Qual è il tuo ricordo di Lello Santagata?

"Già quando ci allenavamo insieme col Team Napoli Soccer di Italo Farinella, ero convinto che avrebbe avuto una grande carriera. Era un terzino fortissimo, oltre che un ragazzo sveglio e molto intelligente. Il mix di queste qualità lo avrebbe certamente proiettato molto in alto. Alla Sangiustese andammo insieme, si può dire che sono stato il primo compagno con cui Lello ha avuto un contatto ravvicinato. Tra me e lui c'era un rapporto bello, per me era come un fratello minore. Lello vivrà per sempre nel mio cuore".  

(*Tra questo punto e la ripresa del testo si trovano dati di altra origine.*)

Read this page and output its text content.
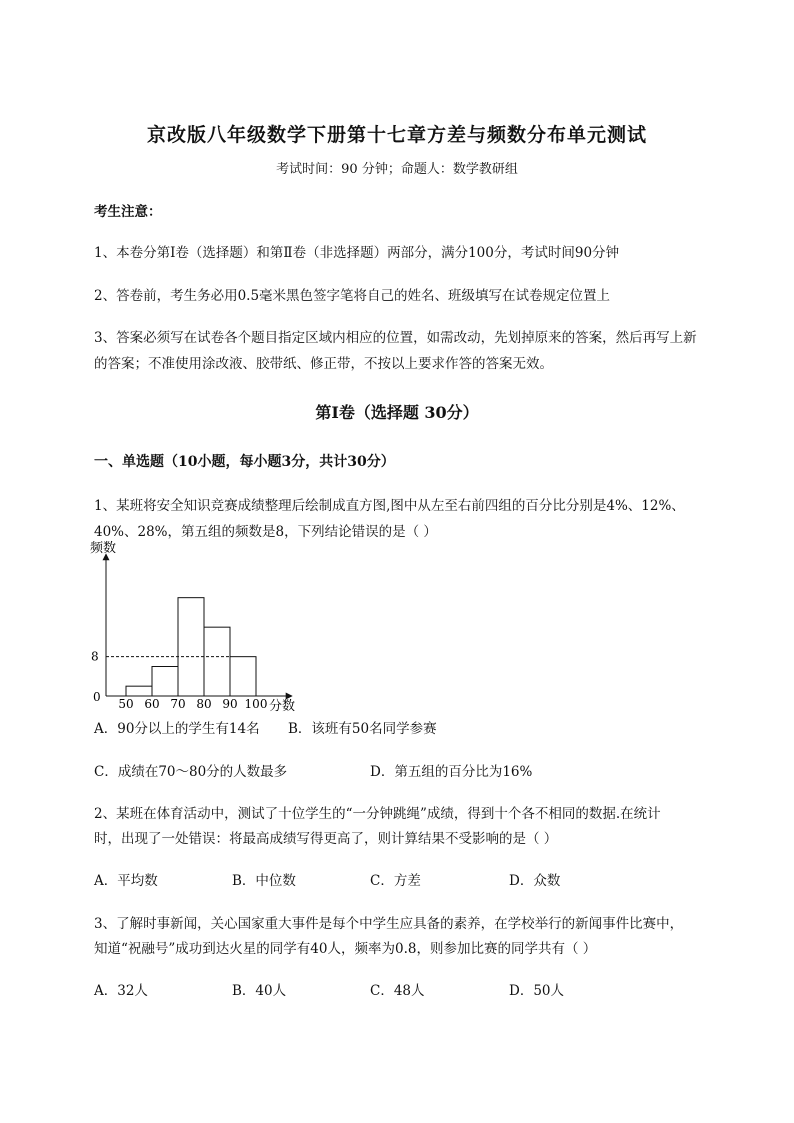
京改版八年级数学下册第十七章方差与频数分布单元测试
考试时间：90 分钟；命题人：数学教研组
考生注意：
1、本卷分第Ⅰ卷（选择题）和第Ⅱ卷（非选择题）两部分，满分100分，考试时间90分钟
2、答卷前，考生务必用0.5毫米黑色签字笔将自己的姓名、班级填写在试卷规定位置上
3、答案必须写在试卷各个题目指定区域内相应的位置，如需改动，先划掉原来的答案，然后再写上新
的答案；不准使用涂改液、胶带纸、修正带，不按以上要求作答的答案无效。
第Ⅰ卷（选择题 30分）
一、单选题（10小题，每小题3分，共计30分）
1、某班将安全知识竞赛成绩整理后绘制成直方图,图中从左至右前四组的百分比分别是4%、12%、
40%、28%，第五组的频数是8，下列结论错误的是（ ）
频数
分数
0
8
50 60 70 80 90 100
A．90分以上的学生有14名 B．该班有50名同学参赛
C．成绩在70～80分的人数最多	D．第五组的百分比为16%
2、某班在体育活动中，测试了十位学生的“一分钟跳绳”成绩，得到十个各不相同的数据.在统计
时，出现了一处错误：将最高成绩写得更高了，则计算结果不受影响的是（ ）
A．平均数	B．中位数	C．方差	D．众数
3、了解时事新闻，关心国家重大事件是每个中学生应具备的素养，在学校举行的新闻事件比赛中，
知道“祝融号”成功到达火星的同学有40人，频率为0.8，则参加比赛的同学共有（ ）
A．32人	B．40人	C．48人	D．50人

Cosa non rifaresti del passato?

"Andarmene dalla Sangiustese, anche se all'epoca presi questa decisione per motivi personali. Oggi agirei diversamente. Anzi, se potessi, tornerei di corsa. Ho un bel ricordo soprattutto del tecnico Stefano Senigagliesi, che mi ha dato davvero tanto come in precedenza Mario Somma. Successivamente ho ritrovato Rosario Campana e ho lavorato con Michele Califano: due persone molto importanti per il mio percorso. Un'altra scelta che non rifarei è quella di andare a Malta, sono stati mesi buttati al vento. Forse avevo paura di non trovare squadra e di conseguenza agii di istinto. Ma già non ero molto convinto di quello che stavo facendo. Per questo, come dicevo prima, devo ponderare bene ogni scelta futura". 

Bisceglie è stata certamente la tifoseria con cui hai instaurato il legame migliore.

"E' stato il mio primo campionato vinto. Un anno di formazione a cui avrei dovuto dare continuità e purtroppo non è avvenuto. La tifoseria, certo, è calda e appassionata. E' stata una stagione magica per tutti".